Es kam zu zwei Todesfällen. Im Jahr 2011 wurden bisher (Stand 25. Mai 2011) 19 Erkrankungsfälle
(davon fünf EHEC) registriert. Bislang traten ein HUS-Fall sowie ein Todesfall auf. Es sind weder ein
Anstieg von Erkrankungen noch ein verstärktes Auftreten von schweren Komplikationen bemerkbar.
Epidemiologie
Der Erreger und die von ihm verursachten Infektionserkrankungen treten weltweit auf. Das Hauptreservoir des
Erregers bilden Wiederkäuer, vor allem Rinder, aber auch Schafe und Ziegen. Der Erreger kann mit der Nahrung,
insbesondere mit rohem Fleisch oder Rohmilch, aufgenommen werden; ebenso über fäkalienverseuchtes
Trink- und Badewasser sowie Gemüse. Außerdem ist eine direkte Ansteckung möglich.

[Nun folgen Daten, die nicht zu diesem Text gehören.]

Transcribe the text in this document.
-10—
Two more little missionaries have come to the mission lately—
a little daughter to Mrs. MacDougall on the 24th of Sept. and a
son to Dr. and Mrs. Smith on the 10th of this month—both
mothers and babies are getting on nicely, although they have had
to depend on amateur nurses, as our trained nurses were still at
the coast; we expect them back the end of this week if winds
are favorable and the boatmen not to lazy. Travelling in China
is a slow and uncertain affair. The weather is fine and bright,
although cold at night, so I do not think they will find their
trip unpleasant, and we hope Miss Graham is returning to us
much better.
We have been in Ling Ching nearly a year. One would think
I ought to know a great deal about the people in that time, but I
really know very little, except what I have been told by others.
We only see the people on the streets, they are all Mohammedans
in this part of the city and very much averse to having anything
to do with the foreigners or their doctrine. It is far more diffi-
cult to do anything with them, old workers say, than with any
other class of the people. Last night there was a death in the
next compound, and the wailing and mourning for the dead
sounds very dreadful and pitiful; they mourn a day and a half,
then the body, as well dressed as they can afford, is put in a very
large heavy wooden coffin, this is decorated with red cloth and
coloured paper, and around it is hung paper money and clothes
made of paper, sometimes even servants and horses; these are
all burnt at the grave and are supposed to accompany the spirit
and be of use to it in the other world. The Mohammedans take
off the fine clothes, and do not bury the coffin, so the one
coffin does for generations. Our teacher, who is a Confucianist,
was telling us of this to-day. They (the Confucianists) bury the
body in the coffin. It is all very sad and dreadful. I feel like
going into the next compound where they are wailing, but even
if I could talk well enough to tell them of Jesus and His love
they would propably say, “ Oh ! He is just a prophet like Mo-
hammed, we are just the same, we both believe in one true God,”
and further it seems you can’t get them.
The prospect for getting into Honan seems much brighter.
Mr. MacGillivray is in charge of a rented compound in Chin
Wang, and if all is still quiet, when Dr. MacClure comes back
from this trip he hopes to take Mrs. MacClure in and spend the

Bisher wurde eine Vielzahl von Vehikeln für menschliche Infektionen nachgewiesen: z. B. Rinderhackfleisch,
Salami, Mettwurst, Rohmilch, nicht pasteurisierter Apfelsaft, Salat, Sprossen, Bade- und Trinkwasser. Für
die aktuelle Häufung von EHEC-Erkrankungen in der BRD werden dzt. Gurken aus Spanien als Ursache
angegeben.
Eine Übertragung durch direkte Tier-Mensch-Kontakte (z. B. in Streichelzoos oder bei Besuchen
landwirtschaftlicher Betriebe) ist möglich. Eine Übertragung von Mensch zu Mensch wurde in Familien,
Kindertagesstätten, Altenheimen und Krankenhäusern nachgewiesen. Bereits etwa 100 Bakterien können für
eine Ansteckung genügen.
Der Anstieg der Diagnosen von EHEC-Infektionen in den letzten Jahren spiegelt zum Teil nur die gestiegenen
labordiagnostischen Bemühungen wider.
Im Jahr 2009 wurden am Österreichischen Referenzzentrum für enterohämorrhagische Escherichia coli
(EHEC) insgesamt 528 Proben untersucht. Dabei wurden 86 humane Isolate (aus 84 - aus zwei Proben je
zwei Isolate = 86 Isolate) humanen Proben) verifiziert, darunter 29 humane STEC (shigatoxinbildende E.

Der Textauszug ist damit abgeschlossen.